Desculpe este texto tão grande mas o seu post fez-me relembrar estes episódios de um miúdo Portista em Lisboa(linha de Cascais)

Azulibranco disse...

Abençoada seja a sua infância, meu caro anónimo, onde o seu portismo se enraizou.
Muito obrigado pelas suas palavras que, como as minhas o comoveram, também elas me comoveram a mim.
Nós,que conhecemos aquele tempo, vivemos de uma maneira especial os dias do Porto de hoje.
Grande abraço, e continue por aqui.

Penta disse...

belas memórias.
muito obrigado! a todos por partilharem tantas memórias.

fico muito grato a quem tem mais experiência de portismo do que eu, pois é convosco que aprendo o significado do "ser Porto!".

somos Porto!, car@go!
«este é o nosso destino»: «a vencer desde 1893»!

saudações desportivas mas sempre pentacampeãs a todas(os) vós! ;)
Miguel | Tomo II

Azulibranco disse...

Obrigado, Miguel.

Anónimo disse...

Essa fotografia do Benfica não é alusiva a esse jogo, porque o guarda-redes titular do Benfica nesse jogo do Ademir foi o António Fidalgo.
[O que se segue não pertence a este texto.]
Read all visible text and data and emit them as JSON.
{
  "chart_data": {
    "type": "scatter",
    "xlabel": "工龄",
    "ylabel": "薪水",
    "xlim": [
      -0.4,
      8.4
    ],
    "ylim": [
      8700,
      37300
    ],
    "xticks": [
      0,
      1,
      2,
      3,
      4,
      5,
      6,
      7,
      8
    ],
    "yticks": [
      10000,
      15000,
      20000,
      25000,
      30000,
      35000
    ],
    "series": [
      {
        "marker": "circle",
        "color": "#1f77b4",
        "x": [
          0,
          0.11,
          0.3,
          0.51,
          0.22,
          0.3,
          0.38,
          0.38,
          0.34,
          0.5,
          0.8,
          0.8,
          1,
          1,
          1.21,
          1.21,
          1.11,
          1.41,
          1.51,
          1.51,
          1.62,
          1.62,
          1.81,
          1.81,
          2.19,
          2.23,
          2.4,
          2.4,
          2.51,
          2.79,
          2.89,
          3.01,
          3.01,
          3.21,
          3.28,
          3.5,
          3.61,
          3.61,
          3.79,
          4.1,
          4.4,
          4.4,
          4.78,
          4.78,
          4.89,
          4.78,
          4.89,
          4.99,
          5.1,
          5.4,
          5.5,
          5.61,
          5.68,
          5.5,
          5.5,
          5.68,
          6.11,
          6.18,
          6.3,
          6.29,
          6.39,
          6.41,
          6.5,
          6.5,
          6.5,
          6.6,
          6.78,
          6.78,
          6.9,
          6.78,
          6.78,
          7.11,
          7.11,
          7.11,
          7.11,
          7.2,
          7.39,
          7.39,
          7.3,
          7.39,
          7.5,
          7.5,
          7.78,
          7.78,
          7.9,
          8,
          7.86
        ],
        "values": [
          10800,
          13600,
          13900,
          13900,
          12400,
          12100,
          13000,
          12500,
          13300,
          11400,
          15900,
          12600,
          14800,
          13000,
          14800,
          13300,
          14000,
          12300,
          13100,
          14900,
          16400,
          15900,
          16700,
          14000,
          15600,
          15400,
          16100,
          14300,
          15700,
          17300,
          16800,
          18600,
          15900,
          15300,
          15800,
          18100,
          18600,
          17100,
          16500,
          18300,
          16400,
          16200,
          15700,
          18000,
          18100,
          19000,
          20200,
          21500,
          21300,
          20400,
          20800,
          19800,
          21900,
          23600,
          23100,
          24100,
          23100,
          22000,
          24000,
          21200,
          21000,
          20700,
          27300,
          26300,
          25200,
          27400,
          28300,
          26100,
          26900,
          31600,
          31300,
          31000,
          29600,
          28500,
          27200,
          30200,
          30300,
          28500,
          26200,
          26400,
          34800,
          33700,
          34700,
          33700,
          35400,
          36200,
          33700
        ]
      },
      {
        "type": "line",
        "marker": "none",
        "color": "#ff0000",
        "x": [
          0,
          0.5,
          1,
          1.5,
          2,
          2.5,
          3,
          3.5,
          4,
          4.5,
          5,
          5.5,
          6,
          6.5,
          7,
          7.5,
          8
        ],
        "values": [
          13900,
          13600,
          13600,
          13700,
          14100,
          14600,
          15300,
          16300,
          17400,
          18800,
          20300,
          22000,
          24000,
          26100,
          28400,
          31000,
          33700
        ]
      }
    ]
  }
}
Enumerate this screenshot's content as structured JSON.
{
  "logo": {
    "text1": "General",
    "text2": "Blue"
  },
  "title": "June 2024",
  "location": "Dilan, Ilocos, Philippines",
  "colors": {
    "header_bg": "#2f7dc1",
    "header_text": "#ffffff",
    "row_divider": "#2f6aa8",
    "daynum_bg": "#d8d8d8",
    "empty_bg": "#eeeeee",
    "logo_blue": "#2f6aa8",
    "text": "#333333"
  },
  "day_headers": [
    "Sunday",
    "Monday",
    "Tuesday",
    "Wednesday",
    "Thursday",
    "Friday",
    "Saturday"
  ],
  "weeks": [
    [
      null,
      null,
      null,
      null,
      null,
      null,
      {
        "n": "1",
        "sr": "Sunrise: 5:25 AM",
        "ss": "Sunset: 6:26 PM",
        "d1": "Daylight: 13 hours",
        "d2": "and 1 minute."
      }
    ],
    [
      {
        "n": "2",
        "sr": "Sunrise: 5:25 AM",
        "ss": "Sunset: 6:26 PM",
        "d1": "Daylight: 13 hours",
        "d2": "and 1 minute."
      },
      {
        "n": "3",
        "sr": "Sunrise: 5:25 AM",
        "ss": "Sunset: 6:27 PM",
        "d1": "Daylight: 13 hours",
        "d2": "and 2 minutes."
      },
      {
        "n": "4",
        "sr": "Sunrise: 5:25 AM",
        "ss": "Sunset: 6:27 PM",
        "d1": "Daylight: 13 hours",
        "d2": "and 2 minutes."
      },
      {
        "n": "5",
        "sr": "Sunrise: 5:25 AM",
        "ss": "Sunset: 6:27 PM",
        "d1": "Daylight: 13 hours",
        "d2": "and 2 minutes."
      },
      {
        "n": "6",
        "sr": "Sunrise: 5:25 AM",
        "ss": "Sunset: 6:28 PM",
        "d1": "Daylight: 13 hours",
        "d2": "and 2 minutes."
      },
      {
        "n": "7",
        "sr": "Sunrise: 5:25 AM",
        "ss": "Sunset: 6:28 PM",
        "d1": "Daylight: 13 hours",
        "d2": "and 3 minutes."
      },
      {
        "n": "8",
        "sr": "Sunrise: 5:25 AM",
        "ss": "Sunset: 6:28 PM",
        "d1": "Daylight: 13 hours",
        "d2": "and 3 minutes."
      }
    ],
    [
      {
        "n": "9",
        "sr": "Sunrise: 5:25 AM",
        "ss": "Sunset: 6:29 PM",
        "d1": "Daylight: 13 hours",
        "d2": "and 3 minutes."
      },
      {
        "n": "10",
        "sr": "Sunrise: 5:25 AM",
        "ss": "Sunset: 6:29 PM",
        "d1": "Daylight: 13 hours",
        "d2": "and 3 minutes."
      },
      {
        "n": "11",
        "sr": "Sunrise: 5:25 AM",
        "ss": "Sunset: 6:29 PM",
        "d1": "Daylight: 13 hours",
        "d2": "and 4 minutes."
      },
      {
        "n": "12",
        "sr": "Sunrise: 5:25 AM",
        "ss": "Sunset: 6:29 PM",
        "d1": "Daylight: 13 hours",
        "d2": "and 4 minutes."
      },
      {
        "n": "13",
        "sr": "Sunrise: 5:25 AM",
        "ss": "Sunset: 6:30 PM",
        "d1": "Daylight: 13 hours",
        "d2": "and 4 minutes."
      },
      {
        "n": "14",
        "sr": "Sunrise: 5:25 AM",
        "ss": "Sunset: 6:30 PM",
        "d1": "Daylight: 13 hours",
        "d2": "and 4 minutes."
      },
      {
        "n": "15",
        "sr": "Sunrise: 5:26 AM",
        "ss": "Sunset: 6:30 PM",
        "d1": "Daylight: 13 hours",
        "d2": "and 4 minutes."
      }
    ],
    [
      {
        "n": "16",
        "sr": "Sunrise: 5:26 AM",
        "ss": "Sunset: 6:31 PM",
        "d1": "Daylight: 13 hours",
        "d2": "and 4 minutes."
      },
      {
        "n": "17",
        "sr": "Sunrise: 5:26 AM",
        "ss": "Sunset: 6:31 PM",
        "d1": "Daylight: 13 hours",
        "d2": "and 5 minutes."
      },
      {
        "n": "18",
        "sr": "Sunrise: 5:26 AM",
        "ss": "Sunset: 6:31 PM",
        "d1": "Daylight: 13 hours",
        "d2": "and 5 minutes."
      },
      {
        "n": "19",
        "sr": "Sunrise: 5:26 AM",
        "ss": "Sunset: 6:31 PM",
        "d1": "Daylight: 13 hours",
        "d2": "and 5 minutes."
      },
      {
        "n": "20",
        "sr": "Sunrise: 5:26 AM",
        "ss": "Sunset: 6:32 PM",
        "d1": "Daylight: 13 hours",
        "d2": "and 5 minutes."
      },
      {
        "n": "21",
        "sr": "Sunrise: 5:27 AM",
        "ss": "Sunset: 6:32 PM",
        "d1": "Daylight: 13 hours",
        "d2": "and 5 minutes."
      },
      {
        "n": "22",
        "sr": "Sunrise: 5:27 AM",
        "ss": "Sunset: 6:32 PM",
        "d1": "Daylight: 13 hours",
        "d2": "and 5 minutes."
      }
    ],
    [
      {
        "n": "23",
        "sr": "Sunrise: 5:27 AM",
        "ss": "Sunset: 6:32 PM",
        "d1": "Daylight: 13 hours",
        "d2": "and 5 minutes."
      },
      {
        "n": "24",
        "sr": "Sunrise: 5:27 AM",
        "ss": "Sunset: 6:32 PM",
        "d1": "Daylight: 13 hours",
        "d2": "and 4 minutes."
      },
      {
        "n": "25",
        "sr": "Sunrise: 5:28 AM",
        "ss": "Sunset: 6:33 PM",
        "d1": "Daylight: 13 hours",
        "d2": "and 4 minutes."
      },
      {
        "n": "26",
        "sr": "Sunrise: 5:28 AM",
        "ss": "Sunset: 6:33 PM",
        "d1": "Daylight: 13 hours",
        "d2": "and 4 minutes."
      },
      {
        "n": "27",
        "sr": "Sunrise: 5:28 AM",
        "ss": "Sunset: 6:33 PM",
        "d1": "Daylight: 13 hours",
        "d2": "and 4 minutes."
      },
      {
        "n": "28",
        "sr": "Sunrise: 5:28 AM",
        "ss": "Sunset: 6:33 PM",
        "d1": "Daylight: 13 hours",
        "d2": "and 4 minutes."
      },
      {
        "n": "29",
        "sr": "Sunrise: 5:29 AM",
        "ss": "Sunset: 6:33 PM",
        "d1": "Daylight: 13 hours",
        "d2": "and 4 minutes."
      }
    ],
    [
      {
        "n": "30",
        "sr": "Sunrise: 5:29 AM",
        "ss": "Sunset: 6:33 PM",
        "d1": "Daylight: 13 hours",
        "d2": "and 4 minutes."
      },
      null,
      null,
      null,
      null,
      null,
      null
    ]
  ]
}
Fica a rectificação, e um Bem-Haja a todos.

Anónimo disse...

Gostaria de ver a equipa do Benfica desse jogo, uma vez que a foto do Benfica postada não é a referente ao jogo do Ademir, mas da época seguinte, uma vez que o guarda-redes titular nesse jogo do Ademir foi o Fidalgo. O Nené também jogou a titular.
Saudações a todos.

Anónimo disse...

http://i60.tinypic.com/15p0ksi.jpg Aqui está o link com a equipa do Benfica desse jogo.

Abraço a todos.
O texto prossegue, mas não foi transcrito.